Aun así, comía tanto helado como quería. Pasé por la pubertad y subí el peso que decían que no subiría.

Subí la mayor cantidad de peso que he llegado a tener más tarde ese año. Y junto con eso, desarrollé dismorfia corporal severa. La dismorfia corporal tiende a ser un término general, pero para mí significaba que pensaba que era más grande de lo que era y que no sería valiosa ni atractiva si seguía aumentando de peso. Pensaba que nadie me querría si no pensaban que era hermosa, lo cual asociaba con ser delgada.

A los 17 años, era talla 6. Los cumplidos cesaron. Una amiga me dijo que yo era “proporcional”.  Sí era proporcional y estaba saludable. Aun así, pensé que era un insulto. Viniendo de otra adolescente, el comentario se sintió pasivo-agresivo. Estábamos en el bachillerato y ahora sé que ella estaba proyectando sus propias inseguridades sobre mí. Su intención no era lastimarme.

Dejé de administrarme insulina por completo durante una semana ese año porque pensé que me ayudaría a perder peso y a “volver a ser atractiva”. No me ayudó a perder peso y fue increíblemente peligroso. Este no es un método que nadie deba usar para intentar perder peso. Podría haber caído fácilmente en cetoacidosis diabética (CAD) si hubiera continuado.

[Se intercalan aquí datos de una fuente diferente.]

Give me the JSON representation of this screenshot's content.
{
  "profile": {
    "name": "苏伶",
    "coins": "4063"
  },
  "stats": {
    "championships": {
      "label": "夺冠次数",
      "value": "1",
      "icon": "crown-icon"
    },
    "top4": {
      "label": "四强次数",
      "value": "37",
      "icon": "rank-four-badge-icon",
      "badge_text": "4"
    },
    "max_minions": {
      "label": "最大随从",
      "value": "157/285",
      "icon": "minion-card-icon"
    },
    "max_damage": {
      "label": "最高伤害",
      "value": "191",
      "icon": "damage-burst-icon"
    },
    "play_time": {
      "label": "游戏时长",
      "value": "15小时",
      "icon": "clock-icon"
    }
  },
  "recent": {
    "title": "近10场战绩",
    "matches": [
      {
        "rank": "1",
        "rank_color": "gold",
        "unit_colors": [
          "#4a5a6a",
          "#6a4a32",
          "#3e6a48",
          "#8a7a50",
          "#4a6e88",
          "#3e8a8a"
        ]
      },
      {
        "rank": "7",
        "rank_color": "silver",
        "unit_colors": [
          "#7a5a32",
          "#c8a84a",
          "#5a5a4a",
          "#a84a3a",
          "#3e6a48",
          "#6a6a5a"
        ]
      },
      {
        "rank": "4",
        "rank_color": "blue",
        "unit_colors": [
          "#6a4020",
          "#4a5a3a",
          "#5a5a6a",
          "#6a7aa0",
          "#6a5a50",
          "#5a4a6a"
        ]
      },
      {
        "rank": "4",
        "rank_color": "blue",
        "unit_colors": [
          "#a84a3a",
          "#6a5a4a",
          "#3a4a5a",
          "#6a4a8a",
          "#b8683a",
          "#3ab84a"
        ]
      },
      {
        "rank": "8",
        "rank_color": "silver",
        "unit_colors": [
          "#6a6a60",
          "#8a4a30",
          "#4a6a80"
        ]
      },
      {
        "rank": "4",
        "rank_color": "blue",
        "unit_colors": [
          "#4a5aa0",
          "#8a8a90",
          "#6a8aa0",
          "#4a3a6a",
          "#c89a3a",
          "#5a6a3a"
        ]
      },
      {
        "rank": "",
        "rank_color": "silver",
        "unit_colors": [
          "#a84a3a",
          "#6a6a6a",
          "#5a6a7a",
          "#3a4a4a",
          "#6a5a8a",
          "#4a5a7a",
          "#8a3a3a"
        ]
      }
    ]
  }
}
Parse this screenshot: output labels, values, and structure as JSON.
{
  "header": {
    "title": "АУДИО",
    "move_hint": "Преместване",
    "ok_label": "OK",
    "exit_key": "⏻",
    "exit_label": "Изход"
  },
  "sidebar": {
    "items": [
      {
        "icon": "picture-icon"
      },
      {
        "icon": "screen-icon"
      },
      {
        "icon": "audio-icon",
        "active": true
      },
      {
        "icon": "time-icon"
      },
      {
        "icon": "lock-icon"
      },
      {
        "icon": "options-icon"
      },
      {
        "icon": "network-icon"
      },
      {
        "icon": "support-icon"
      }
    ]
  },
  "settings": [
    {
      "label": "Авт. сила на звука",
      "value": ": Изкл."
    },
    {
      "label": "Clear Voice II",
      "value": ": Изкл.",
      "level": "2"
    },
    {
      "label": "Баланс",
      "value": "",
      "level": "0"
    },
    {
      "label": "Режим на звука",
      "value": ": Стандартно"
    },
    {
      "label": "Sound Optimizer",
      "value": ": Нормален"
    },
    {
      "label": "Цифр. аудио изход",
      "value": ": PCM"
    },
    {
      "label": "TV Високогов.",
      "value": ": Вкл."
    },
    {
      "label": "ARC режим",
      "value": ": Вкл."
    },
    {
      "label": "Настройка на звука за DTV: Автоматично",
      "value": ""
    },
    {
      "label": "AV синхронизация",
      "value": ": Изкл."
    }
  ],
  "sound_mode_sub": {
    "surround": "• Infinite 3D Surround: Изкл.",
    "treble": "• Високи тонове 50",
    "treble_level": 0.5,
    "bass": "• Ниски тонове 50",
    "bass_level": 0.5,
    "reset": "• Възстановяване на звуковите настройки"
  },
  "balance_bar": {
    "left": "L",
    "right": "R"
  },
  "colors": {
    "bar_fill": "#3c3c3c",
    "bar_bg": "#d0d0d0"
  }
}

Casi vomité y perdí el conocimiento en medio de una clase de oratoria porque me estaba privando de todo lo que mi cuerpo necesitaba: insulina y comida.

Los otros niños me dijeron que pensaban que era parte de mi discurso cuando me detuve en medio para anunciar que tenía que ir corriendo al baño. No sabían que mi cuerpo se estaba apagando. Tenía talento para mantener mi diabetes guardada en ese entonces.

¿DEBO COMER SOLO UN PUÑADO DE ALMENDRAS?

Recuerdo haber visto un episodio de “Pretty Little Liars” donde los personajes Hanna y Mona solo comían una pequeña cantidad de almendras por día para perder peso. Pensé que si lo hacía, también estaría en el camino correcto. (Claramente no estaba prestando atención a los episodios posteriores y me aferré a la idea de que sería hermosa si no comía ni pesaba mucho).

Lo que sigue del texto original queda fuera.